Um der Arbeit gerecht zu werden muss man die Textsammlung langsam lesen. Vielleicht sogar zweimal lesen, ein Schnelldurchgang für den Überblick und ein weiterer Durchgang, um die Formulierungen der damaligen Presse (und die Reklame) wirken zu lassen, halte ich für angemessen. Vorerst muss man einen Weg finden, um sich in die damalige Zeit, in das gemeine Leben, einzufinden. Es ist dem Herausgeber dieser chronologischen Sammlung, Yannick Schultze, gelungen - Texte auszugraben und so zu arrangieren, dass man das Kolorit, also die Stimmung, nachempfinden kann.
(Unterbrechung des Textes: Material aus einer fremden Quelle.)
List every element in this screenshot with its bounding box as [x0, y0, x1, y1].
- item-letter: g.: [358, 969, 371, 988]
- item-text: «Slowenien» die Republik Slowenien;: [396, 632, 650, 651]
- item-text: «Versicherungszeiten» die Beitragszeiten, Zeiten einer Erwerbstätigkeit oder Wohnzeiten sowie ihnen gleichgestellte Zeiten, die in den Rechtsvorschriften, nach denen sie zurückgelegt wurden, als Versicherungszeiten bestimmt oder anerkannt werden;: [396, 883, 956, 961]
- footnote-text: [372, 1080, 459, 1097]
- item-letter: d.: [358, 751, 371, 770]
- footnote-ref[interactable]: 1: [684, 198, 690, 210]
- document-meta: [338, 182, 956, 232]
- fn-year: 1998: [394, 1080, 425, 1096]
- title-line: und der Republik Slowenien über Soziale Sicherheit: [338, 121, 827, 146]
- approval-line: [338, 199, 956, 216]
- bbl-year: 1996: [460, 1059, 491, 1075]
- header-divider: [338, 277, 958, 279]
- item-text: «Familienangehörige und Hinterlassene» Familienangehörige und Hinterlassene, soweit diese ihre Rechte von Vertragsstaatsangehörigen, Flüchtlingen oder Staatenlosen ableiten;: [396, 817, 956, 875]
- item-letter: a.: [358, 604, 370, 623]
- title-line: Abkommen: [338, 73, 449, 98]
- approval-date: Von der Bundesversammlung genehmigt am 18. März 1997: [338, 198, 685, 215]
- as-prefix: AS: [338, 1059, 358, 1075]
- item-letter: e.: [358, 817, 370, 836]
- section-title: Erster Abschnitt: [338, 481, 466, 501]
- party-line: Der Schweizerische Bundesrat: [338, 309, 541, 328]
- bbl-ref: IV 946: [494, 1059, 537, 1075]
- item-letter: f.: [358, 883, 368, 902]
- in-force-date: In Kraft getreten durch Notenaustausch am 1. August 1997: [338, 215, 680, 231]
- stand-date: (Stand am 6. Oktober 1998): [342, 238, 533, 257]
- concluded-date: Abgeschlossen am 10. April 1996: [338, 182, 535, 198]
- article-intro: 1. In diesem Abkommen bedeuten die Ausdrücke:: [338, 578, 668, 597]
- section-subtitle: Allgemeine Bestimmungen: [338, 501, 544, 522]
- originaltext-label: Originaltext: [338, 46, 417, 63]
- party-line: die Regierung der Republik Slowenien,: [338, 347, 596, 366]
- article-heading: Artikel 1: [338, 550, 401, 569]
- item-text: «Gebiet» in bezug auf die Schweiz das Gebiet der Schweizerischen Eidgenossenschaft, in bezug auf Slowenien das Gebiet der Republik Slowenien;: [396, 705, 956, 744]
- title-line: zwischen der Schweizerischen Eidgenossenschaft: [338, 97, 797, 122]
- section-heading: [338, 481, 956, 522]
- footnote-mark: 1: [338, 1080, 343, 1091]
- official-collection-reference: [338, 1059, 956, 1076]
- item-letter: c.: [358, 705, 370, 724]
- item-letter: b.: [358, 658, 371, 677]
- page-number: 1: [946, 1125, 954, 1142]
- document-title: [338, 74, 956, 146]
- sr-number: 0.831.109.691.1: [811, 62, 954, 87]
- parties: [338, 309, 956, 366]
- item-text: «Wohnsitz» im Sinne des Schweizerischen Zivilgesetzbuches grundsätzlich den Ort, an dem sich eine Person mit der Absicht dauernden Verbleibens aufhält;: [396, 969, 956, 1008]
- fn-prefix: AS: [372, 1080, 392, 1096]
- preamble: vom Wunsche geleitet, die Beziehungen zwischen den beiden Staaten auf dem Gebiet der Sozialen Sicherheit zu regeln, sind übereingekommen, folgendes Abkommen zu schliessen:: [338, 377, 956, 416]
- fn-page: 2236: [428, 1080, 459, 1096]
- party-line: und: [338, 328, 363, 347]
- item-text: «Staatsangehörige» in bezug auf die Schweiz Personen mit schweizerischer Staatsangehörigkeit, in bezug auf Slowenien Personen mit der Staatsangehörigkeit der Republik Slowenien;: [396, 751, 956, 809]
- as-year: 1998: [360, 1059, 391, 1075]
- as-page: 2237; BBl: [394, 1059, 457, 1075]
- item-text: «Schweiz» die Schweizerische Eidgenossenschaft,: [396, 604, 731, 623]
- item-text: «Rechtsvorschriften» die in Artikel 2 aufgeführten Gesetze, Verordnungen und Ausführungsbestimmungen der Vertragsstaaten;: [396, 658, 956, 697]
Die Anfänge des sogenannten JiuJitsu und später auch noch ausblickend die Kristallisierung* zum (echten) Kodokan-Judo auf diese Art zu beleuchten, ist mutig und zugleich auch genial. Eine interessante Idee liegt nun vor und ist für den genannten Zeitraum (1905 bis 1914) in sich schlüssig. Für waschechte Judoka kann es eine Brücke schlagen, zum Verständnis und zum freundschaftlichen Miteinander zur heutigen JuJu- & JiuJitsu-Gemeinschaft beitragen. Das Buch endet mit einem kurzen, durchdachten "Schlusswort" und dem originalen Vorwort von Herrn Baelz zur deutschen Ausgabe des "Kano JiuJitsu" - welches kein originales Kodokan-Judo zeigt, das den Wert dadurch allerdings auch nicht schmälert. Tja, und dieser Kniff rundet diese Epoche nicht nur ab, sondern hebt JiuJitsu auf eine andere Ebene, die den Varieté-Schaukämpfen und Herausforderungskämpfen stets verschlossen blieb.
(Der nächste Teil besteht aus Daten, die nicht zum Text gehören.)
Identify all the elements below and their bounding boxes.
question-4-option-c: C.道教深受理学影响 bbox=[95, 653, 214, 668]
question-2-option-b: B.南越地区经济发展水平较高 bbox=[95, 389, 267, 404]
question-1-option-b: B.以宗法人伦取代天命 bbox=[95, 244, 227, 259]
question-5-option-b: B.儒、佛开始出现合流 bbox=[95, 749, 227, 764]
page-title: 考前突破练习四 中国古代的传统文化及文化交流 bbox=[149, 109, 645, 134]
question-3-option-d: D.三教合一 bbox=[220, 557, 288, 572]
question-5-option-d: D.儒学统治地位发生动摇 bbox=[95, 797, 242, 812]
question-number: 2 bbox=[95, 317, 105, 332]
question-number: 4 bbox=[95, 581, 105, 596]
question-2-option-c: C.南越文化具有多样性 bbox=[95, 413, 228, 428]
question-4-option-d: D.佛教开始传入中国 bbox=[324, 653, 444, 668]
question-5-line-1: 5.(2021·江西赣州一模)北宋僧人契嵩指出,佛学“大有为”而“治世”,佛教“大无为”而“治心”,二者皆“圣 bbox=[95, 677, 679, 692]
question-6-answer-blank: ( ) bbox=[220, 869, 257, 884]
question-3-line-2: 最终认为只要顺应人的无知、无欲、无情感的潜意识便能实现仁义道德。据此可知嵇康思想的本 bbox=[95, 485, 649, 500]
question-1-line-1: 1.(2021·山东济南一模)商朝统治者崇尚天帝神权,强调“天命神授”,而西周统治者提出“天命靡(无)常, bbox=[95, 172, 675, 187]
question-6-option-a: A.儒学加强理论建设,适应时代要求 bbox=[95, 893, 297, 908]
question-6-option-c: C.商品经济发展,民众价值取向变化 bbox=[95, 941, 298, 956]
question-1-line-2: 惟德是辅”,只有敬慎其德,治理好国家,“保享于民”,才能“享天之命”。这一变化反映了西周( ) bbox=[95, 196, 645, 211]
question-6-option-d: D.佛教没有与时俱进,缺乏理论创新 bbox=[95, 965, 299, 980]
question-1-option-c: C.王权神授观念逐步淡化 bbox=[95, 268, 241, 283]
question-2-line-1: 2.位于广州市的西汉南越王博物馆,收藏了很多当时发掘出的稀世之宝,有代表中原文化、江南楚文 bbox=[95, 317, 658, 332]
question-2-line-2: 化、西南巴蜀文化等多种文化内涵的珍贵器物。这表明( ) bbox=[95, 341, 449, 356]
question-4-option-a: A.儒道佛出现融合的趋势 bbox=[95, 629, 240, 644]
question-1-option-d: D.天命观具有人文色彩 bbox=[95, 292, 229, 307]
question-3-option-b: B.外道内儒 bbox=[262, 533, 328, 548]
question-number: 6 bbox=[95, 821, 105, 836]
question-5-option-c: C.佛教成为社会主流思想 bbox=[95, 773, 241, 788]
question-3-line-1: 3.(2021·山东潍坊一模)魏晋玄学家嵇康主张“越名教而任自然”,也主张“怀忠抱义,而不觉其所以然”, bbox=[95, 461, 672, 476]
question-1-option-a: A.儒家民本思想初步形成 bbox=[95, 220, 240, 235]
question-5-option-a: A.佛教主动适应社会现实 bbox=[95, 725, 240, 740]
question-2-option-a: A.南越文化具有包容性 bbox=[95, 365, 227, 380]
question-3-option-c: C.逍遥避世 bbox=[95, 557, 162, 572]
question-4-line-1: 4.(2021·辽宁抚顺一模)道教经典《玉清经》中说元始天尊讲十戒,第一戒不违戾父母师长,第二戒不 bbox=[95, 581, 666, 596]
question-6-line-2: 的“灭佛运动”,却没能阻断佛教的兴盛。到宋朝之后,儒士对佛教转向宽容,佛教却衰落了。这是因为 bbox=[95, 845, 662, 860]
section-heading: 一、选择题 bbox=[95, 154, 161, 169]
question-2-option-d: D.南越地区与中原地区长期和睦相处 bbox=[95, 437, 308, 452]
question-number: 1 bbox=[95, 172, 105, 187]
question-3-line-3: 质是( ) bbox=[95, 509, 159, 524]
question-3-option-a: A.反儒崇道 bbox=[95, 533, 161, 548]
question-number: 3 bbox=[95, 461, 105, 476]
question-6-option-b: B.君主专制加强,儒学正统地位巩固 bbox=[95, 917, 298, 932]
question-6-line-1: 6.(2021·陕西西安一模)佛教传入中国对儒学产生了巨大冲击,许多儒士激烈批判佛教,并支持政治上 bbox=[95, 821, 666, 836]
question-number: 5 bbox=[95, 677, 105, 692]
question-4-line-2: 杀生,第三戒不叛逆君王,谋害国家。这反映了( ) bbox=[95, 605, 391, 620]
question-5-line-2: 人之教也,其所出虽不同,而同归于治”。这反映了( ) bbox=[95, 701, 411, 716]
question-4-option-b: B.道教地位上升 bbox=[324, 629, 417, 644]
Higashis JiuJitsu bleibt eine noch immer unbekannte Synthese aus mehreren JuJutsu-Schulen & -Lehren. Die Figur Higashi Katsukuma verliert sich ein bisschen im Dunkel der Geschichte, so wie später auch die des berühmten Uenishi Sadakazu (in England, Japan ...). Zweifel, ob und von wem zum Beispiel Erich Rahn lernte, sowie seine Rolle in der Verbreitung des Sportes und der fremden Selbstverteidigung - kommen nicht auf, sie werden ganz nebenbei ausgeräumt, gleichzeitig streift das Buch Orte, Handlungen und bis dato weitestgehend unbekannte Namen.
Ein bisschen traurig bleibt der Umstand, nur kurz einen Blick durch eine geöffnete Tür erhaschen zu können, Zeitreisen sind bekanntlich noch nicht möglich

.
Wer sich auf Yannicks Art dem Zeitfenster 1905 bis 1914 nähern möchte, wird gefallen an den Texten und dem Fazit finden - beim einmaligen Lesen (dem Überflug) wird es nicht ganz gelingen, beim zweiten Ansatz mit Sicherheit.
Gruß,
HBt.
* unter gar keinen Umständen meine ich damit, dass (das besagte) JiuJitsu der Vorgänger ist, sondern vielmehr eine Entscheidung, ein Wegbereiter!
Nachtrag und Vorschusslorbeeren:
Geht man davon aus, dass Band 2 vielleicht in einem Jahr vorliegt und in gleichartiger Druck sowie Verbreitungsweise (Amazon Druckservice Leibzig) das Licht der Welt erblickt, erlaube ich mir einen Wunsch. Ein ansprechendes, aufgepeptes Layout, ein Lektorat, einen Verlag ... das nämlich verdient die gesamte Lektüre.